The result obtained shows the synergistic effect between EPS and citric acid on the solubilization of phosphate: it is being reaffirmed that phosphate solubilization is involved with the production of organic acids as described by Goldstein [44] and Rashid et al. [45]. However, P-solubilization is a complex phenomenon, which depends on many factors such as nutritional, physiological and growth conditions of the culture.
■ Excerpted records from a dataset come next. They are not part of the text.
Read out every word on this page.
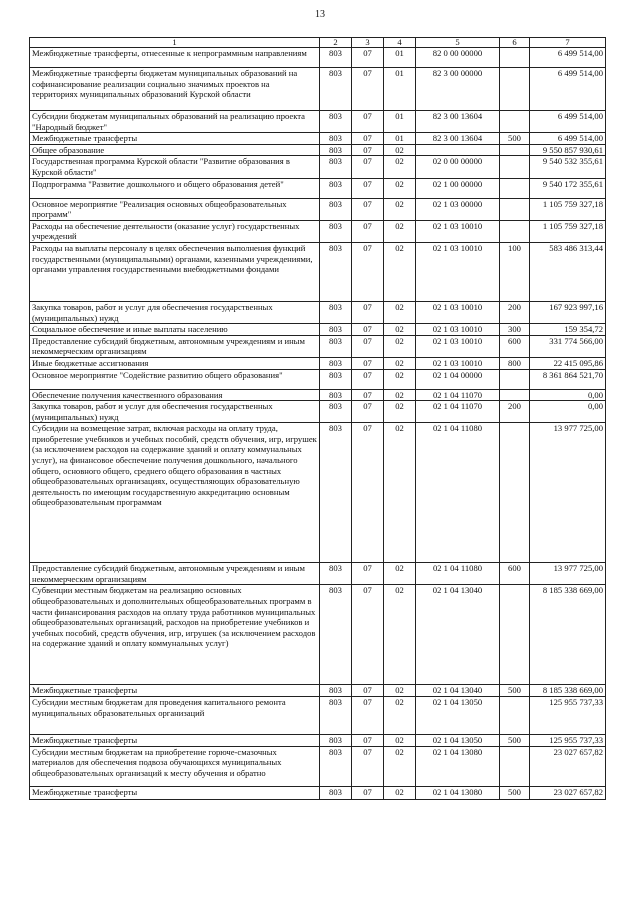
13
1	2	3	4	5	6	7
Межбюджетные трансферты, отнесенные к непрограммным направлениям	803	07	01	82 0 00 00000		6 499 514,00
Межбюджетные трансферты бюджетам муниципальных образований на софинансирование реализации социально значимых проектов на территориях муниципальных образований Курской области	803	07	01	82 3 00 00000		6 499 514,00
Субсидии бюджетам муниципальных образований на реализацию проекта "Народный бюджет"	803	07	01	82 3 00 13604		6 499 514,00
Межбюджетные трансферты	803	07	01	82 3 00 13604	500	6 499 514,00
Общее образование	803	07	02			9 550 857 930,61
Государственная программа Курской области "Развитие образования в Курской области"	803	07	02	02 0 00 00000		9 540 532 355,61
Подпрограмма "Развитие дошкольного и общего образования детей"	803	07	02	02 1 00 00000		9 540 172 355,61
Основное мероприятие "Реализация основных общеобразовательных программ"	803	07	02	02 1 03 00000		1 105 759 327,18
Расходы на обеспечение деятельности (оказание услуг) государственных учреждений	803	07	02	02 1 03 10010		1 105 759 327,18
Расходы на выплаты персоналу в целях обеспечения выполнения функций государственными (муниципальными) органами, казенными учреждениями, органами управления государственными внебюджетными фондами	803	07	02	02 1 03 10010	100	583 486 313,44
Закупка товаров, работ и услуг для обеспечения государственных (муниципальных) нужд	803	07	02	02 1 03 10010	200	167 923 997,16
Социальное обеспечение и иные выплаты населению	803	07	02	02 1 03 10010	300	159 354,72
Предоставление субсидий бюджетным, автономным учреждениям и иным некоммерческим организациям	803	07	02	02 1 03 10010	600	331 774 566,00
Иные бюджетные ассигнования	803	07	02	02 1 03 10010	800	22 415 095,86
Основное мероприятие "Содействие развитию общего образования"	803	07	02	02 1 04 00000		8 361 864 521,70
Обеспечение получения качественного образования	803	07	02	02 1 04 11070		0,00
Закупка товаров, работ и услуг для обеспечения государственных (муниципальных) нужд	803	07	02	02 1 04 11070	200	0,00
Субсидии на возмещение затрат, включая расходы на оплату труда, приобретение учебников и учебных пособий, средств обучения, игр, игрушек (за исключением расходов на содержание зданий и оплату коммунальных услуг), на финансовое обеспечение получения дошкольного, начального общего, основного общего, среднего общего образования в частных общеобразовательных организациях, осуществляющих образовательную деятельность по имеющим государственную аккредитацию основным общеобразовательным программам	803	07	02	02 1 04 11080		13 977 725,00
Предоставление субсидий бюджетным, автономным учреждениям и иным некоммерческим организациям	803	07	02	02 1 04 11080	600	13 977 725,00
Субвенции местным бюджетам на реализацию основных общеобразовательных и дополнительных общеобразовательных программ в части финансирования расходов на оплату труда работников муниципальных общеобразовательных организаций, расходов на приобретение учебников и учебных пособий, средств обучения, игр, игрушек (за исключением расходов на содержание зданий и оплату коммунальных услуг)	803	07	02	02 1 04 13040		8 185 338 669,00
Межбюджетные трансферты	803	07	02	02 1 04 13040	500	8 185 338 669,00
Субсидии местным бюджетам для проведения капитального ремонта муниципальных образовательных организаций	803	07	02	02 1 04 13050		125 955 737,33
Межбюджетные трансферты	803	07	02	02 1 04 13050	500	125 955 737,33
Субсидии местным бюджетам на приобретение горюче-смазочных материалов для обеспечения подвоза обучающихся муниципальных общеобразовательных организаций к месту обучения и обратно	803	07	02	02 1 04 13080		23 027 657,82
Межбюджетные трансферты	803	07	02	02 1 04 13080	500	23 027 657,82
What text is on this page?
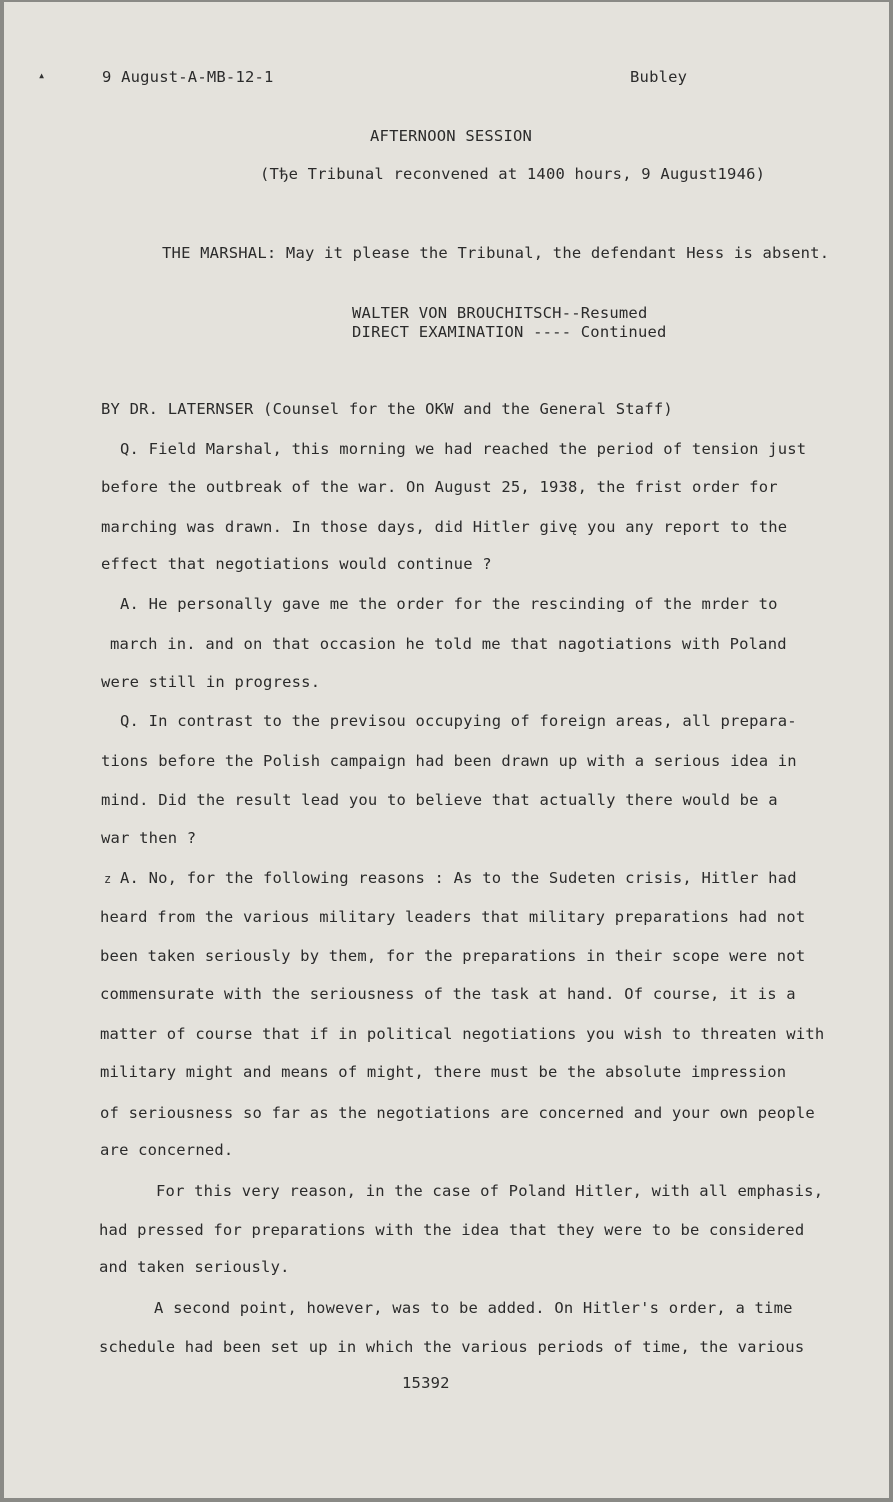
▴	9 August-A-MB-12-1	Bubley
AFTERNOON SESSION
(Tђe Tribunal reconvened at 1400 hours, 9 August1946)
THE MARSHAL: May it please the Tribunal, the defendant Hess is absent.
WALTER VON BROUCHITSCH--Resumed
DIRECT EXAMINATION ---- Continued
BY DR. LATERNSER (Counsel for the OKW and the General Staff)
Q. Field Marshal, this morning we had reached the period of tension just
before the outbreak of the war. On August 25, 1938, the frist order for
marching was drawn. In those days, did Hitler givę you any report to the
effect that negotiations would continue ?
A. He personally gave me the order for the rescinding of the mrder to
march in. and on that occasion he told me that nagotiations with Poland
were still in progress.
Q. In contrast to the previsou occupying of foreign areas, all prepara-
tions before the Polish campaign had been drawn up with a serious idea in
mind. Did the result lead you to believe that actually there would be a
war then ?
z A. No, for the following reasons : As to the Sudeten crisis, Hitler had
heard from the various military leaders that military preparations had not
been taken seriously by them, for the preparations in their scope were not
commensurate with the seriousness of the task at hand. Of course, it is a
matter of course that if in political negotiations you wish to threaten with
military might and means of might, there must be the absolute impression
of seriousness so far as the negotiations are concerned and your own people
are concerned.
For this very reason, in the case of Poland Hitler, with all emphasis,
had pressed for preparations with the idea that they were to be considered
and taken seriously.
A second point, however, was to be added. On Hitler's order, a time
schedule had been set up in which the various periods of time, the various
15392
In relation to our results, it would be interesting to know to what extent and how the monosaccharide composition and the presence of complex sugar may be essential to the survival and metabolic activity of strain TF7 in arid soils. Moreover, it would be important to analyze how TF7 strain may act as a PGPR, which would interact with the wheat rhizosphere by producing secondary metabolites. These molecules present the highest capacity for carrying biological information since they have the greatest potential for structural variability and constitute a direct response to selective pressures and logic of the environment.
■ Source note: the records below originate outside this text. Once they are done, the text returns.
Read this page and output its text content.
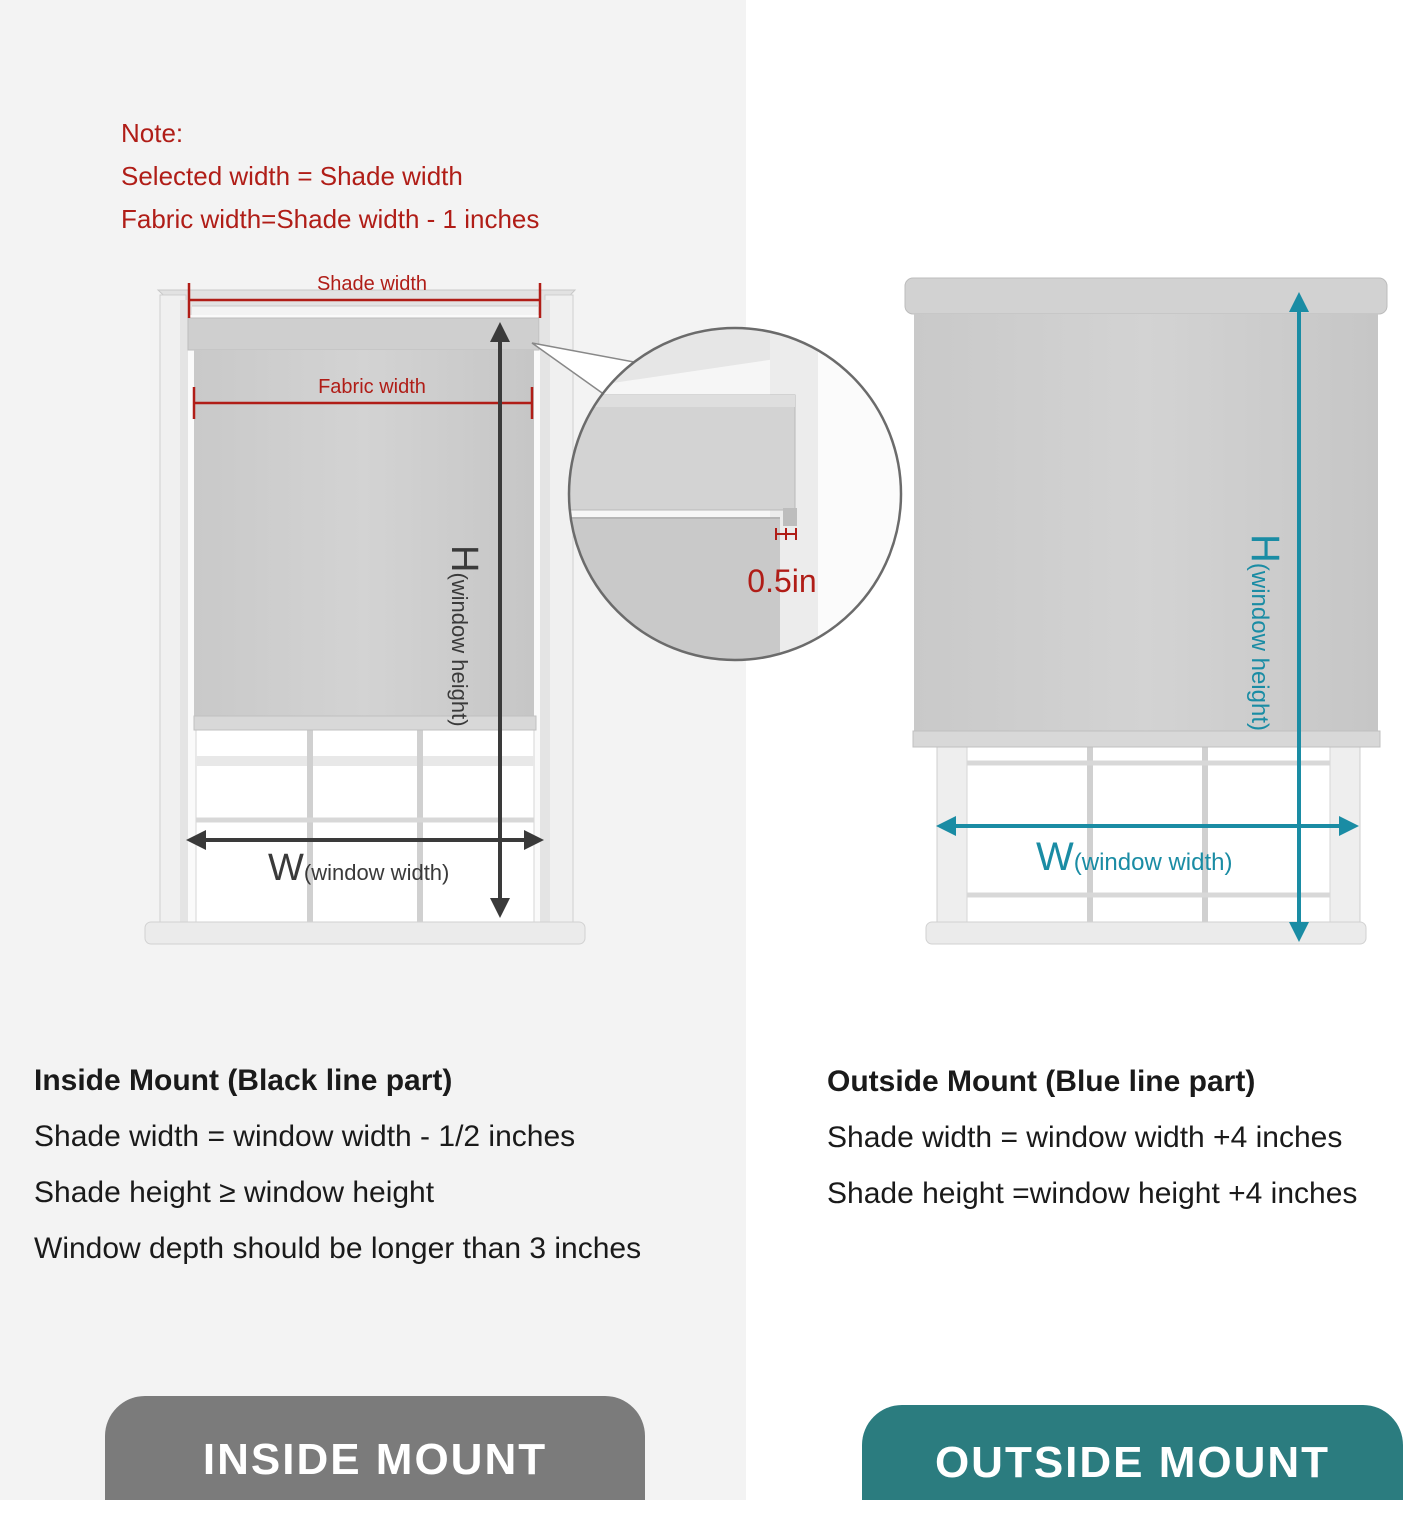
Note:
Selected width = Shade width
Fabric width=Shade width - 1 inches
Shade width
Fabric width
H(window height)
W(window width)
0.5in
H(window height)
W(window width)
Inside Mount (Black line part)
Shade width = window width - 1/2 inches
Shade height ≥ window height
Window depth should be longer than 3 inches
Outside Mount (Blue line part)
Shade width = window width +4 inches
Shade height =window height +4 inches
INSIDE MOUNT	OUTSIDE MOUNT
PGPRs are an important environmental factor in the development and maintenance of metabolic activities of plants and are able to promote and enhance plant growth through the compounds released into the rhizosphere. This interaction also depends on the plant, which, through its root exudates, changes the environment in the rhizosphere and thus promotes the development of specific microorganisms.
Acknowledgments
We thank A.-L. Pablo for her technical assistance with PCR and sequencing experiment.